How to calculate amortization tables by hand

I have gotten numerous requests from individuals wondering what the simple formula is for calculating the monthly payment and also the amortization table. Instead of just showing some boring source code, I thought I would try to explain it.

NOTE: This first part is for United States mortgages. Look here for the Canadian formula.

First you must define some variables to make it easier to set up:

  • P = principal, the initial amount of the loan
  • I = the annual interest rate (from 1 to 100 percent)
  • L = length, the length (in years) of the loan, or at least the length over which the loan is amortized.

    The following assumes a typical conventional loan where the interest is compounded monthly. First I will define two more variables to make the calculations easier:

  • J = monthly interest in decimal form = I / (12 x 100)
  • N = number of months over which loan is amortized = L x 12

    Okay now for the big monthly payment (M) formula, it is: 

                                  J
         M  =  P  x ------------------------
                 
                      1  - ( 1 + J ) ^ -N

   where 1 is the number one (it does not appear too clearly on some browsers)

    So to calculate it, you would first calculate 1 + J then take that to the -N (minus N) power, subtract that from the number 1. Now take the inverse of that (if you have a 1/X button on your calculator push that). Then multiply the result times J and then times P. Sorry, for the long way of explaining it, but I just wanted to be clear for everybody.

    The one-liner for a program would be (adjust for your favorite language): 

             M = P * ( J / (1 - (1 + J) ** -N))

    So now you should be able to calculate the monthly payment, M. To calculate the amortization table you need to do some iteration (i.e. a simple loop). I will tell you the simple steps :

    Step 1: Calculate H = P x J, this is your current monthly interest
    Step 2: Calculate C = M - H, this is your monthly payment minus your monthly interest, so it is the amount of principal you pay for that month
    Step 3: Calculate Q = P - C, this is the new balance of your principal of your loan.
    Step 4: Set P equal to Q and go back to Step 1: You thusly loop around until the value Q (and hence P)
    goes to zero.

    Programmers will see how this makes a trivial little loop to code, but I have found that many people now surfing on the Internet are NOT programmers and still want to calculate their mortgages! So this page was dedicated more to the latter.
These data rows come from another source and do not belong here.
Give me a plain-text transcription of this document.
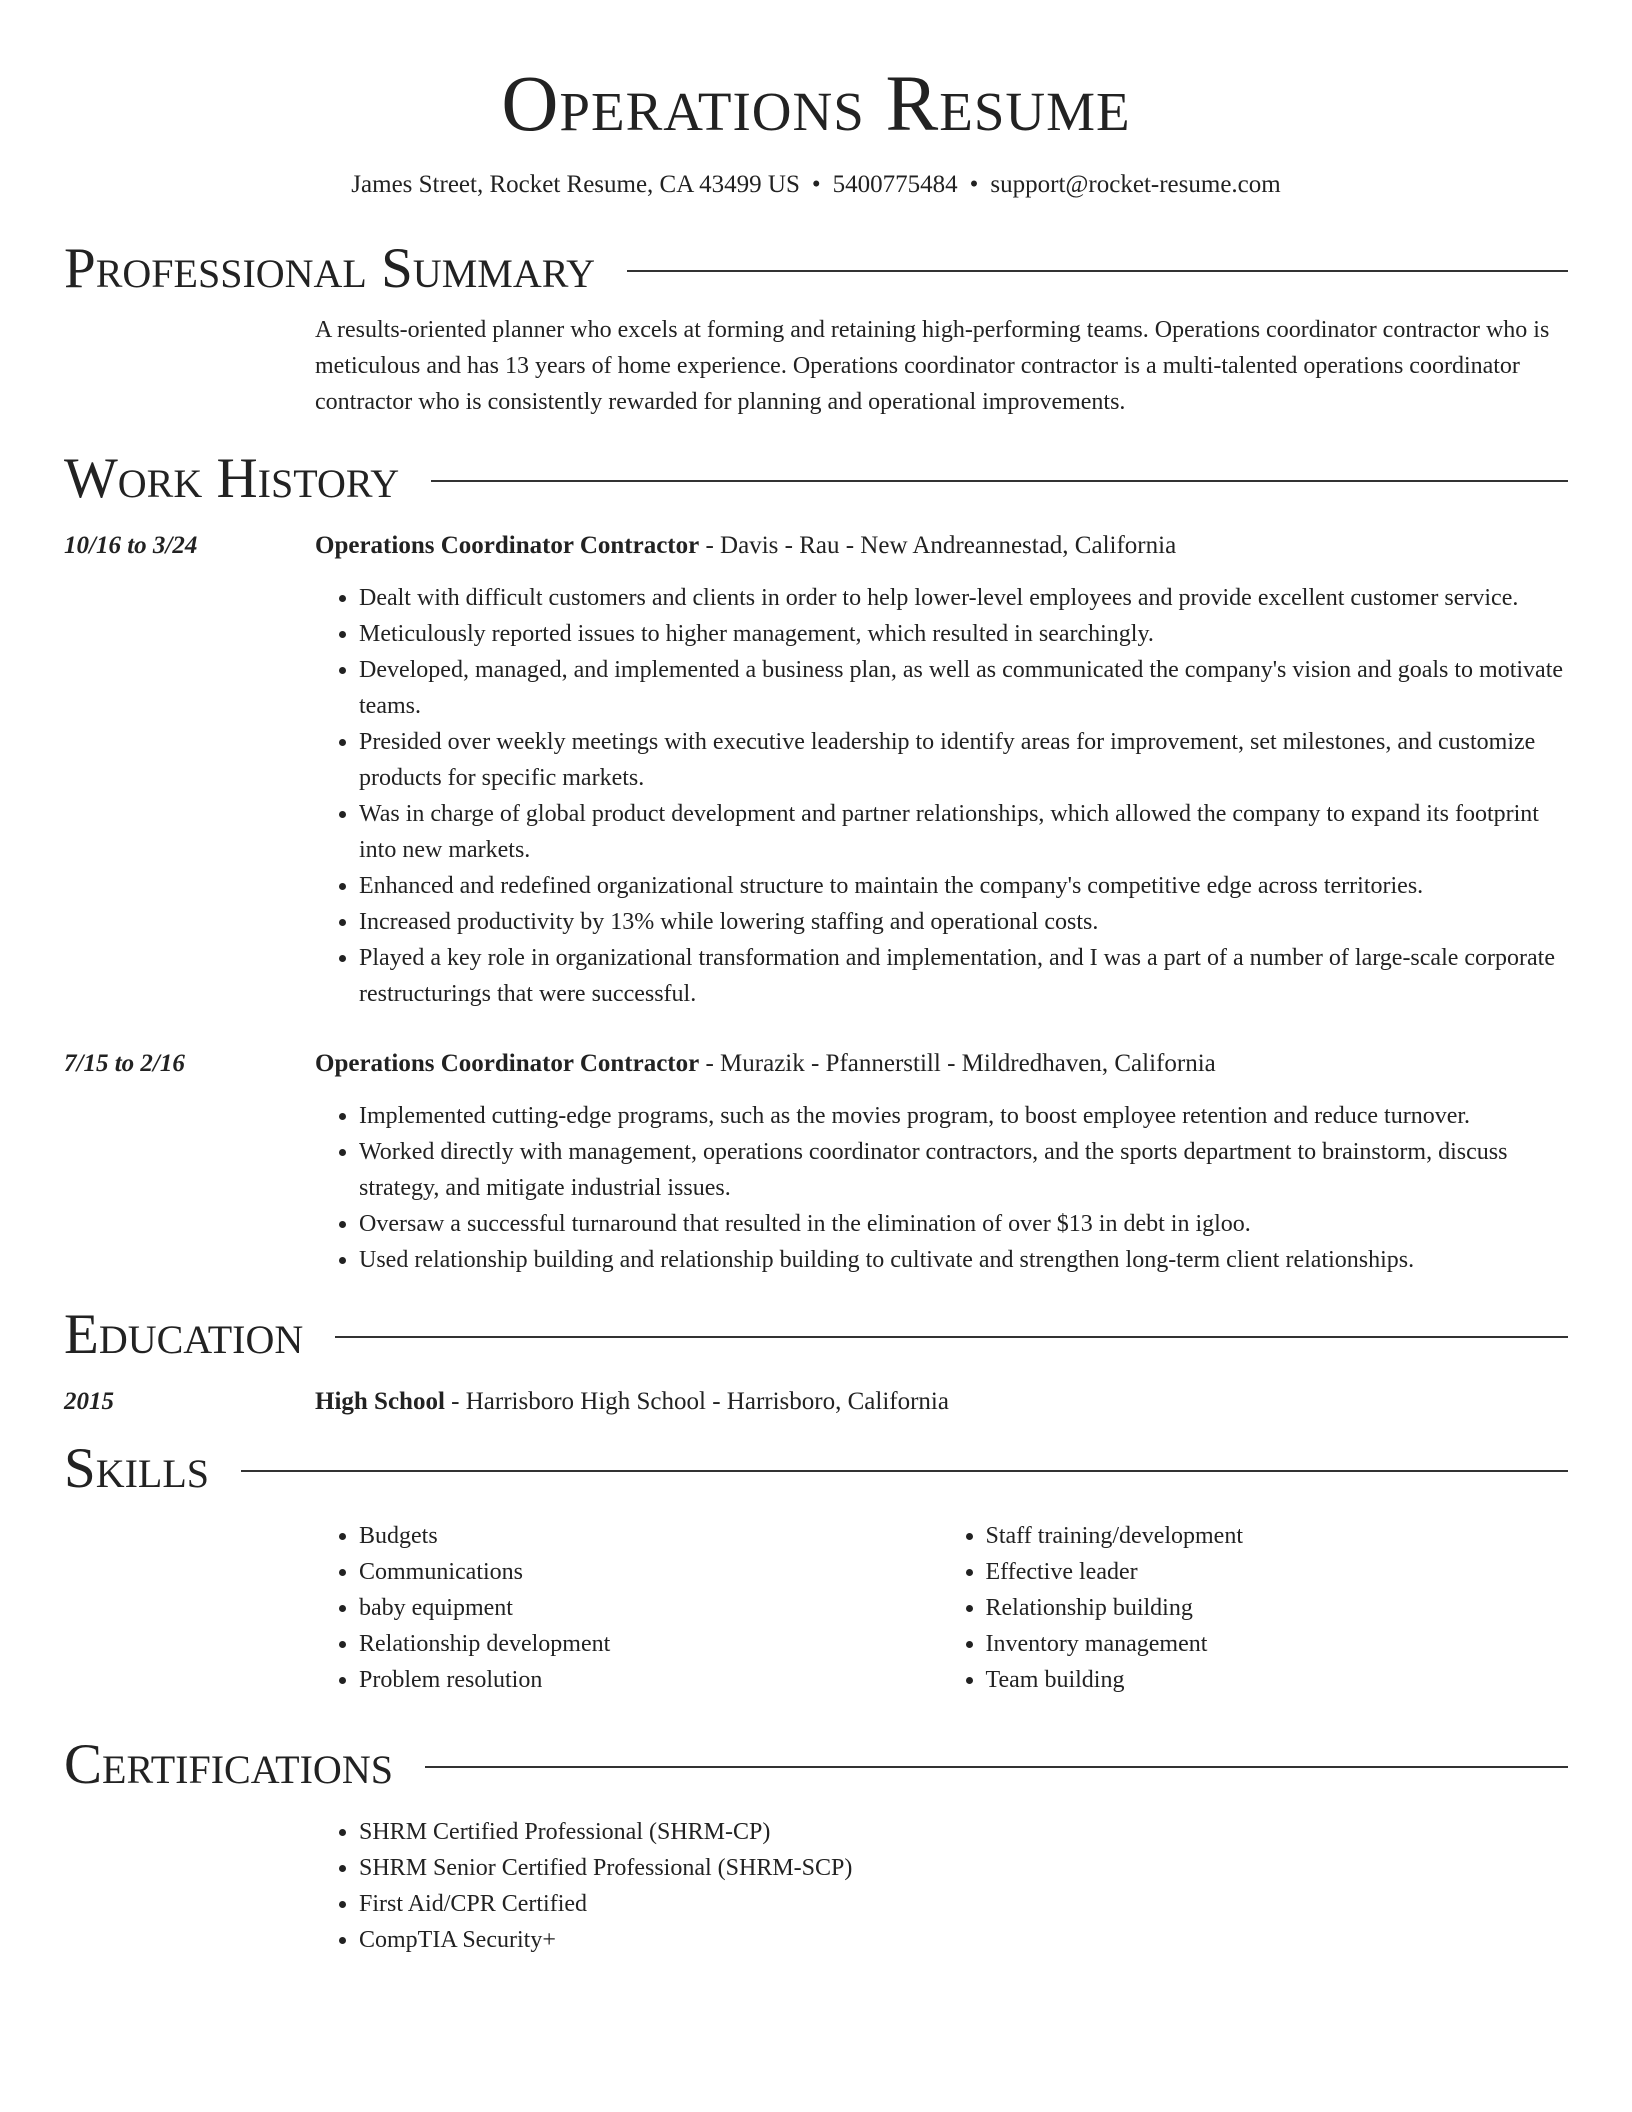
Operations Resume
James Street, Rocket Resume, CA 43499 US • 5400775484 • support@rocket-resume.com
Professional Summary
A results-oriented planner who excels at forming and retaining high-performing teams. Operations coordinator contractor who is meticulous and has 13 years of home experience. Operations coordinator contractor is a multi-talented operations coordinator contractor who is consistently rewarded for planning and operational improvements.
Work History
10/16 to 3/24	Operations Coordinator Contractor - Davis - Rau - New Andreannestad, California
• Dealt with difficult customers and clients in order to help lower-level employees and provide excellent customer service.
• Meticulously reported issues to higher management, which resulted in searchingly.
• Developed, managed, and implemented a business plan, as well as communicated the company's vision and goals to motivate teams.
• Presided over weekly meetings with executive leadership to identify areas for improvement, set milestones, and customize products for specific markets.
• Was in charge of global product development and partner relationships, which allowed the company to expand its footprint into new markets.
• Enhanced and redefined organizational structure to maintain the company's competitive edge across territories.
• Increased productivity by 13% while lowering staffing and operational costs.
• Played a key role in organizational transformation and implementation, and I was a part of a number of large-scale corporate restructurings that were successful.
7/15 to 2/16	Operations Coordinator Contractor - Murazik - Pfannerstill - Mildredhaven, California
• Implemented cutting-edge programs, such as the movies program, to boost employee retention and reduce turnover.
• Worked directly with management, operations coordinator contractors, and the sports department to brainstorm, discuss strategy, and mitigate industrial issues.
• Oversaw a successful turnaround that resulted in the elimination of over $13 in debt in igloo.
• Used relationship building and relationship building to cultivate and strengthen long-term client relationships.
Education
2015	High School - Harrisboro High School - Harrisboro, California
Skills
• Budgets
• Communications
• baby equipment
• Relationship development
• Problem resolution
• Staff training/development
• Effective leader
• Relationship building
• Inventory management
• Team building
Certifications
• SHRM Certified Professional (SHRM-CP)
• SHRM Senior Certified Professional (SHRM-SCP)
• First Aid/CPR Certified
• CompTIA Security+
    Finding the Number of Periods given a Payment, Interest and Loan Amount

    This formula previously was not explicit enough!! The 1/q factor in there was to convert the number of periods into years. For number of payments this must actually be left out.
    Many people have asked me how to find N (number of payments) given the payment, interest and loan amount. I didn't know the answer and in my calculators I find it by doing a binary search over the payment formula above. However, Gary R. Walo ( nenonen5@southeast.net) found the answer to the actual formula in the book: The Vest Pocket Real Estate Advisor by Martin Miles (Prentice Hall). Here is the corrected formula:

    n = - (LN(1-(B/m)*(r/q)))/LN(1+(r/q))
    # years = - 1/q * (LN(1-(B/m)*(r/q)))/LN(1+(r/q))

    Where:

    For Finding Remaining Principal Balance

    
P = P * (1 - ((1 + J) ** t - 1) / ((1 + J) ** N - 1))
    where: This is from Mortgage Backed Securities by William W Barlett and was sent to me by Victor Kheyfets.

    Canadian Formula

    This was contributed to me by: Mike Morley (morleym@interlog.com) 

    Canadian mortgages are compounded semi-annually instead of monthly like
US
mortgages.
 
          Monthly Pmt =
(P*(((1+i/200)^(1/6)-1))/(1-(((1+i/200)^(1/6)))^-(n*12)))
 
          Where:
 
                        P = principal outstanding
                        i = annual interest rate percentage
                        n = number of years

    Here is a easier to read representation: 

                               i    1/6
                   ( 1 +  --- )       -   1
                          200
Pmt = Principal x  ------------------------
                                i   1/6    -12 x n
                   1 -  [ (1 + --- )     ] 
                               200

Or to convert canadian interest rates to US interest rates:

                           Can. Rate  1/6
US Rate =  1200 x [ ( 1 +  --------- )     - 1 ]
                              200

or as a formula, US Rate = 1200 * ((1 + Can.Rate/200)^(1/6) - 1)

    You'll note if you plug this into the US formula you get the above formula for payment.